Part of Seymour Hersh’s story gets corroborated

Remember how I said that Seymour Hersh’s big Osama bin Laden story was interesting but needed some serious corroboration before it could really be considered a serious challenge to the official version of events? Well, here’s some corroboration, from Carlotta Gall of the New York Times:

The latest contribution is the journalist Seymour Hersh’s 10,000-word article in The London Review of Books, which attempts to punch yet more holes — very big ones — in both the Obama administration’s narrative and the Pakistani government’s narrative. Among other things, Hersh contends that the Inter-Services Intelligence directorate, Pakistan’s military-intelligence agency, held Bin Laden prisoner in the Abbottabad compound since 2006, and that “the C.I.A. did not learn of Bin Laden’s whereabouts by tracking his couriers, as the White House has claimed since May 2011, but from a former senior Pakistani intelligence officer who betrayed the secret in return for much of the $25 million reward offered by the U.S.”

On this count, my own reporting tracks with Hersh’s. Beginning in 2001, I spent nearly 12 years covering Pakistan and Afghanistan for The Times. (In his article, Hersh cites an article I wrote for The Times Magazine last year, an excerpt from a book drawn from this reporting.) The story of the Pakistani informer was circulating in the rumor mill within days of the Abbottabad raid, but at the time, no one could or would corroborate the claim. Such is the difficulty of reporting on covert operations and intelligence matters; there are no official documents to draw on, few officials who will talk and few ways to check the details they give you when they do.

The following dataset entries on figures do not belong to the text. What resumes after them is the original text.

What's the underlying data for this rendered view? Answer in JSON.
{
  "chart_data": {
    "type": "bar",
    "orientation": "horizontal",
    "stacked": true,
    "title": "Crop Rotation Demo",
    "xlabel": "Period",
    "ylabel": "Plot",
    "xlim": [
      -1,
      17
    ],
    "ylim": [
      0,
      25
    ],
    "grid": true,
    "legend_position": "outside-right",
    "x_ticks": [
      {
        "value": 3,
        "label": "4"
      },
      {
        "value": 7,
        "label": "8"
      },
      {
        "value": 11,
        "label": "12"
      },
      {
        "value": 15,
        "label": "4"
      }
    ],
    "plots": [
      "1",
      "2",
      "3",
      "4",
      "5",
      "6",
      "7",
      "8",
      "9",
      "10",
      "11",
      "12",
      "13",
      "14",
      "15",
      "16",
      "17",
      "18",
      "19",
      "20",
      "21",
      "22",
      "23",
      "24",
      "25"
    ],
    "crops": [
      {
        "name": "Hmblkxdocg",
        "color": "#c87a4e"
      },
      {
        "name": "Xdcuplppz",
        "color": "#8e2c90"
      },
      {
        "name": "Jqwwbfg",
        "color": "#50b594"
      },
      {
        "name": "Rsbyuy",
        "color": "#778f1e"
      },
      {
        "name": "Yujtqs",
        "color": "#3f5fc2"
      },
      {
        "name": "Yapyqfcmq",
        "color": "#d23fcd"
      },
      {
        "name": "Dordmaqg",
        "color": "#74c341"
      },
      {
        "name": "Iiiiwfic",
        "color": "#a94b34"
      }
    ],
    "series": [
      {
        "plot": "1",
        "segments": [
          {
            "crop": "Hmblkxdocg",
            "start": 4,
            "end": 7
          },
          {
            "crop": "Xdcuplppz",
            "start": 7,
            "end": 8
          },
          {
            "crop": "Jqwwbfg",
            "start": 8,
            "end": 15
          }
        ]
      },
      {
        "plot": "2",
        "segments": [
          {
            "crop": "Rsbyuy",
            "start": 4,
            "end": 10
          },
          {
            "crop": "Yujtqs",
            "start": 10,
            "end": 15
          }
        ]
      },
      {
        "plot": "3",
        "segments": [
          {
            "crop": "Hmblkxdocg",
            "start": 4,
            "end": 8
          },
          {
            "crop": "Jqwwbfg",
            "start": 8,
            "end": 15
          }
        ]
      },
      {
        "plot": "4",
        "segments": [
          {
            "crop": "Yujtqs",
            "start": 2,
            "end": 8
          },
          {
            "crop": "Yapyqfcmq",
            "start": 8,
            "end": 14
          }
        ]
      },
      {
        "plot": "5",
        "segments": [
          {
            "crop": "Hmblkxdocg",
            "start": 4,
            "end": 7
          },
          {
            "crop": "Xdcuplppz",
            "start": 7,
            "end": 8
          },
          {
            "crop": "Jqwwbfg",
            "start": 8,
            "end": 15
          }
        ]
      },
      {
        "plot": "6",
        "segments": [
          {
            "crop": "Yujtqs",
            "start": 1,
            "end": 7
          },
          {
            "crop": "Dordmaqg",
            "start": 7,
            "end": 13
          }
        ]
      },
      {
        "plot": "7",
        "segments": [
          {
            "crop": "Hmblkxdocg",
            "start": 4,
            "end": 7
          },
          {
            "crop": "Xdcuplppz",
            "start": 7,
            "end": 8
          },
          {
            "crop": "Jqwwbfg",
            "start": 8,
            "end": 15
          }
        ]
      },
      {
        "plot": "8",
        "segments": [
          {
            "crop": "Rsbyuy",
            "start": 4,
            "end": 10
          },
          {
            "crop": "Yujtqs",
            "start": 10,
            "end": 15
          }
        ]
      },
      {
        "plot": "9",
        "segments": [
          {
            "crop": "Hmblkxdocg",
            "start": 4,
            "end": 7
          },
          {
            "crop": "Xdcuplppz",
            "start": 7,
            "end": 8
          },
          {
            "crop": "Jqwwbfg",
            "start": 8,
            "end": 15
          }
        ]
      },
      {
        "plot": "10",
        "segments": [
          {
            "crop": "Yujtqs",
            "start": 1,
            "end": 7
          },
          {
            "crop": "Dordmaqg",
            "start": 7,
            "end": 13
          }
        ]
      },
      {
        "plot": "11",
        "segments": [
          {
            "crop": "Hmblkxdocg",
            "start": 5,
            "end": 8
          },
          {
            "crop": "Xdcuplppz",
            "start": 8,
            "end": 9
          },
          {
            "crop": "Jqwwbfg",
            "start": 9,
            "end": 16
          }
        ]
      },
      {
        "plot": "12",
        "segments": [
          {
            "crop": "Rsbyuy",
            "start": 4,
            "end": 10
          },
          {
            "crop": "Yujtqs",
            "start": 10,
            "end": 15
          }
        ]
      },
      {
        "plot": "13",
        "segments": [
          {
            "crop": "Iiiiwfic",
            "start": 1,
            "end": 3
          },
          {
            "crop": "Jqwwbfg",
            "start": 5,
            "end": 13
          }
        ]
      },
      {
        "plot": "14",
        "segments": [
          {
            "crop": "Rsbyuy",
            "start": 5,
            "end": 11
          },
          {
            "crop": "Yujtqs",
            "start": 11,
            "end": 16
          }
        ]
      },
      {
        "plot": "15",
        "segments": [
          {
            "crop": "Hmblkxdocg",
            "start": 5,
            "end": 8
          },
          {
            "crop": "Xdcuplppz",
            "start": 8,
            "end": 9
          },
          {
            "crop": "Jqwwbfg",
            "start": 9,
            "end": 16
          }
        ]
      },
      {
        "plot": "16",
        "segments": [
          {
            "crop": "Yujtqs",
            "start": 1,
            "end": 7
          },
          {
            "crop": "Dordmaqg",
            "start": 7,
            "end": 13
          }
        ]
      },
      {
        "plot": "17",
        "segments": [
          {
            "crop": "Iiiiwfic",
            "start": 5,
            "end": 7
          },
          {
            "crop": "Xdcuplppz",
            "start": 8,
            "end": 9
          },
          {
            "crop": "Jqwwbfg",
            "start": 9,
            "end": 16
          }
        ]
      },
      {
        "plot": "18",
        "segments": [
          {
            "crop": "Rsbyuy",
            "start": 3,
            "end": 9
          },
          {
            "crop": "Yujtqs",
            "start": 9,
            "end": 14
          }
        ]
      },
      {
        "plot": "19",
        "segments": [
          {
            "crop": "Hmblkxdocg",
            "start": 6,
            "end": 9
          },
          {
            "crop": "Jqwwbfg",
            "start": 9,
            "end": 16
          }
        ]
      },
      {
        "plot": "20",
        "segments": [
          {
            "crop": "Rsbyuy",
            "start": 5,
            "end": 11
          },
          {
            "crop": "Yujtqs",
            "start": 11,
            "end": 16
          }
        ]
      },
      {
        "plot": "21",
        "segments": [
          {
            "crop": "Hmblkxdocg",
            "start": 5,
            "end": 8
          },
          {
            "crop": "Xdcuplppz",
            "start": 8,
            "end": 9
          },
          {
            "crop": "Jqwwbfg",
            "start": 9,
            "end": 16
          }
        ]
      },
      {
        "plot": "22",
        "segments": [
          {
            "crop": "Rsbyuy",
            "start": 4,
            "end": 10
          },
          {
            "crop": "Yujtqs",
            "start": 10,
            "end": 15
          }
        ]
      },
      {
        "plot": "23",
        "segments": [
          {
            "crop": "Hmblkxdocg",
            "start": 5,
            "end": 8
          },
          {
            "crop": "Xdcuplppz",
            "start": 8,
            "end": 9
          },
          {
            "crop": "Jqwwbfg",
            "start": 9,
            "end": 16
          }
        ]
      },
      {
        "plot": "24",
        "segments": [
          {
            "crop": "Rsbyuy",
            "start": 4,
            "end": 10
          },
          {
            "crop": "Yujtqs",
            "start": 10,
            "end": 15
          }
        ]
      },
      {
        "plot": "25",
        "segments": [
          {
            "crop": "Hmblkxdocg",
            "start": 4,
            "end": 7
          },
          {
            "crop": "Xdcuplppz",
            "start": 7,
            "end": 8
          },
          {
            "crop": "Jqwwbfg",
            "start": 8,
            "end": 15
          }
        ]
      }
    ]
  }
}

Two years later, when I was researching my book, I learned from a high-level member of the Pakistani intelligence service that the ISI had been hiding Bin Laden and ran a desk specifically to handle him as an intelligence asset. After the book came out, I learned more: that it was indeed a Pakistani Army brigadier — all the senior officers of the ISI are in the military — who told the C.I.A. where Bin Laden was hiding, and that Bin Laden was living there with the knowledge and protection of the ISI.

NBC News also reported Monday that Bin Laden’s whereabouts were given to the US by a Pakistani intelligence officer, and that the ISI knew where Bin Laden was. Pakistan’s newspaper The News went so far as to name the ISI walk-in who gave the information to the Americans.

The flip side here is that this is the part of Hersh’s narrative that people had the least difficulty believing. The idea that Bin Laden chose to hide in Abbottabad, Pakistan’s version of West Point, NY, and that he was able to stay hidden there, has always seemed pretty outrageous. Hersh claims that he was there in Pakistani custody, but whether he was there as a Pakistani prisoner or as a guest of Pakistani intelligence (or some faction within Pakistani intelligence) isn’t all that big a difference — either way he was probably there under some duress and without the freedom to leave.

But still, revelations like this point to the fact that the official story of the Bin Laden raid is still brimming with questions and inconsistencies, and ought to raise people’s skepticism around that version of events In general. What they also do is further make it clear that torture enhanced interrogation had, contrary to that official narrative, played no role in finding Bin Laden, something that the Senate Intelligence Committee’s torture report also showed. If some Pakistani ISI guy came in off the street to tell us where Bin Laden was hiding so he could get his hands on that $25 million reward, then I’m pretty sure stress positions and waterboarding weren’t involved.

3 thoughts on “Part of Seymour Hersh’s story gets corroborated

  1. West Point PA or West Point NY? Either way it works, but I want to be clear on your meaning.

      1. That makes for a punchier story, but I do love it when Merck turns out in fact to be the Bad Guy. Thanks.